Carly, in an interview you said Worn Out Skin was light-hearted, even though the name doesn’t allude to that. Could you speak a bit more to what it is about?
Carly: I feel like where the light-heartedness comes in is through imagery. Our last album, Hollow Creature, opens with “sitting on the porch in the falling snow,” which I think kind of sets the tone for the album. Worn Out Skin takes on more summery, nostalgic values. Songs like “Rich Valley” and “Skinny Dipping” paint a picture of what it is like to live out a summer in the south; be it going skinny dipping or sitting on your porch playing music with your friends.
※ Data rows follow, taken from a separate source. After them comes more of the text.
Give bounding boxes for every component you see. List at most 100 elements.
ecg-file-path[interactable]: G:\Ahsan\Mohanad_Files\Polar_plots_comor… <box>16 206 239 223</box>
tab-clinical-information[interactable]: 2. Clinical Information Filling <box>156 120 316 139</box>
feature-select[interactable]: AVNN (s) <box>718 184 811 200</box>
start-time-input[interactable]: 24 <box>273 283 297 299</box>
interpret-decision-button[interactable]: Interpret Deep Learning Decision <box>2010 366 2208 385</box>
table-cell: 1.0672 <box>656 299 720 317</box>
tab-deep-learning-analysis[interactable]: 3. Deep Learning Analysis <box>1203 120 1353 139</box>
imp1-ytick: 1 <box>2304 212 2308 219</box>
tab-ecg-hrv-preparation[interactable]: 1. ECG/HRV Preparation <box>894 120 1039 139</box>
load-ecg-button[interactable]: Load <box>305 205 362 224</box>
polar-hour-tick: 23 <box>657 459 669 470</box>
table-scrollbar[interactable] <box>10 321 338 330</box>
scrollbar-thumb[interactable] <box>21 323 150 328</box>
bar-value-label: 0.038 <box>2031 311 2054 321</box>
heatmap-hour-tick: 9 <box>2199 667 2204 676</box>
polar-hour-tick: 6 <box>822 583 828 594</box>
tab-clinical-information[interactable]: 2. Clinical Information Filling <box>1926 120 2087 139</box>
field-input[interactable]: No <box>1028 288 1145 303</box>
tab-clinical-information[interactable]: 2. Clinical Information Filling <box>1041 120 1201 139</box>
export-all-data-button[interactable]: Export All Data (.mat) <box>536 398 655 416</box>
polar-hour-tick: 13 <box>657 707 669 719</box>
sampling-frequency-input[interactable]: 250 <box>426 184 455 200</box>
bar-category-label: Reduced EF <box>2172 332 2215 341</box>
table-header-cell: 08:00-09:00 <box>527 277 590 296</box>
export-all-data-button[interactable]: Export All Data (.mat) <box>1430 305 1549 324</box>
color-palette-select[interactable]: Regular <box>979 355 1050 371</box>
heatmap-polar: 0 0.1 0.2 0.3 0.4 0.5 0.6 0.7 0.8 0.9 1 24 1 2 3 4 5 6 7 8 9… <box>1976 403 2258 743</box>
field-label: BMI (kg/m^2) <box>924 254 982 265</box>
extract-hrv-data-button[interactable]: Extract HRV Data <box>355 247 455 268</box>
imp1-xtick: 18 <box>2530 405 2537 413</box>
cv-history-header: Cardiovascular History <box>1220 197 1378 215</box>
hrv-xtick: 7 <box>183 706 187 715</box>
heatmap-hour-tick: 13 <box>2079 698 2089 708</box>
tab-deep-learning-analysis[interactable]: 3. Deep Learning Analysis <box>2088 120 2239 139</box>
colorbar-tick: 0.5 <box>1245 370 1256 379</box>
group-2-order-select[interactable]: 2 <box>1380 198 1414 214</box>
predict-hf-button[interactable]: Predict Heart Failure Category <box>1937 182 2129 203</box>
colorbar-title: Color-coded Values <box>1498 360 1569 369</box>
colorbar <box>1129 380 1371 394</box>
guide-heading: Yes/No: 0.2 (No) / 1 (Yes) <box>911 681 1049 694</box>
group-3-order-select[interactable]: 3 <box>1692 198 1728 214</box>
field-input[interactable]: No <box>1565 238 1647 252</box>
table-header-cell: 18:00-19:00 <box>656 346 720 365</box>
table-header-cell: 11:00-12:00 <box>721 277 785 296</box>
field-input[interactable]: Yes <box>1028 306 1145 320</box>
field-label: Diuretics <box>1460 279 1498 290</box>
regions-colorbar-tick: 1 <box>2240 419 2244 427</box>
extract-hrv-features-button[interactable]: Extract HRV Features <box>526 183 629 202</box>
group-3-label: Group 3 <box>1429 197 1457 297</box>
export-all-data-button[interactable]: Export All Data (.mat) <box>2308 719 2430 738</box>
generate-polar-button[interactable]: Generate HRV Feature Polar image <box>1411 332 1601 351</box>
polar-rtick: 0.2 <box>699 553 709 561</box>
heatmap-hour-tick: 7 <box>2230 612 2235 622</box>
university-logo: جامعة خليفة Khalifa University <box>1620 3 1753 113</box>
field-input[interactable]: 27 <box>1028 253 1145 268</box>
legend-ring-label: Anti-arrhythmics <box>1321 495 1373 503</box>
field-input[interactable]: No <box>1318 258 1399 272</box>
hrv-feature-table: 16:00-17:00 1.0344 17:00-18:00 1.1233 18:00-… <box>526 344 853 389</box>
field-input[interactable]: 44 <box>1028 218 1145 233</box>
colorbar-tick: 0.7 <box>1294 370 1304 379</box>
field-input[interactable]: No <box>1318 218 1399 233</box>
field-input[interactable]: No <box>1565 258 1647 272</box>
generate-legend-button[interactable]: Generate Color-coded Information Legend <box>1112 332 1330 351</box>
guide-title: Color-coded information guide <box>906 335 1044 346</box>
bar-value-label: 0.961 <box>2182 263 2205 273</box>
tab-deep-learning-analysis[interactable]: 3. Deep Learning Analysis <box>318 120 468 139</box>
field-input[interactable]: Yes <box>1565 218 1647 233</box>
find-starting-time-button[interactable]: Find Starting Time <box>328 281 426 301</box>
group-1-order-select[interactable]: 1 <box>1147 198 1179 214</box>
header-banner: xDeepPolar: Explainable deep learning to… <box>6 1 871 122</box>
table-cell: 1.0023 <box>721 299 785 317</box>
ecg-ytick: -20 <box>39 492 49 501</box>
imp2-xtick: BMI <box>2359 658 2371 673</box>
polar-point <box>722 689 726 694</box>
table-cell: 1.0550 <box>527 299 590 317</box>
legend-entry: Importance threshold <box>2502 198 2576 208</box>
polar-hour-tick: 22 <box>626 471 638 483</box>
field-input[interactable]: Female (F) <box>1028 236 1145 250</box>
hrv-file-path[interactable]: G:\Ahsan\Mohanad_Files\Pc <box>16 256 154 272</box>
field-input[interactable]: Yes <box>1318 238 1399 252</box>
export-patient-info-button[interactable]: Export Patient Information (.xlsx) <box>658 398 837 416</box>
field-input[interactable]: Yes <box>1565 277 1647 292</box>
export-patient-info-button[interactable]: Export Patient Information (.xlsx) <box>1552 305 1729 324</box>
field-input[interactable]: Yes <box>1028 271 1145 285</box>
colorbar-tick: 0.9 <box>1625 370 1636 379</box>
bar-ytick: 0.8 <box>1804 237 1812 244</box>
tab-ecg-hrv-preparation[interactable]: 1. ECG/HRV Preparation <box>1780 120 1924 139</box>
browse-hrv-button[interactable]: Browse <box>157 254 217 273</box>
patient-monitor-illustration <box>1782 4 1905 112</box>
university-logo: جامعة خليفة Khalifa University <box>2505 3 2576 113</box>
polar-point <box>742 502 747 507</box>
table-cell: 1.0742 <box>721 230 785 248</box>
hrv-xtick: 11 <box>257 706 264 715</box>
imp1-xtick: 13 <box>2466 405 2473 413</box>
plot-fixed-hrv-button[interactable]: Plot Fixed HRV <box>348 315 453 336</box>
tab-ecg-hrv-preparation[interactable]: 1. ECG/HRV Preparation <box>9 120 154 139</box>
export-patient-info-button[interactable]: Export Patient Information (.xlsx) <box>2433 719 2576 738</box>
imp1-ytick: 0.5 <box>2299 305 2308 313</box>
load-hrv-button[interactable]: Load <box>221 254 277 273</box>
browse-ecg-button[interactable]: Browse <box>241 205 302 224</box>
You've mentioned fan support as being really important to you as a band. How instrumental have your fans been in your musical journey?
Tim: Without our fans, we would not have produced two of our albums as they were 100% fan funded through kickstarter. Our fans are loyal, caring people who have helped us grow bigger and bigger.
What artist/band has been the most fun to tour with? What's the most important thing you've learned while touring?
Tim: We have always enjoyed traveling and playing with Megan Jean and the KFB. They are our good friends and inspiring musicians who keep it real.
If you had to pick one, what artist/band has influenced your music the most?
Tim: That’s a difficult question. All 5 members of our band would answer this differently because we all have very different musical tastes. I was first inspired to play guitar after listening to Iron and Wine. I’ve always aspired to play and write music that was as beautiful and thoughtful as his works.
What’s coming up for Annabelle’s Curse through the rest of 2016?
Zack: We have been working very hard behind the scenes on new songs and material over the past few months. We have quite a few shows left in some of our favorite markets, including a hometown show on Halloween. You can keep up with all of our dates at www.annabellescurse.com and via social media. We have a lot of special shows planned to wrap up what has been a fantastic year for us. We hope to see some friendly faces out.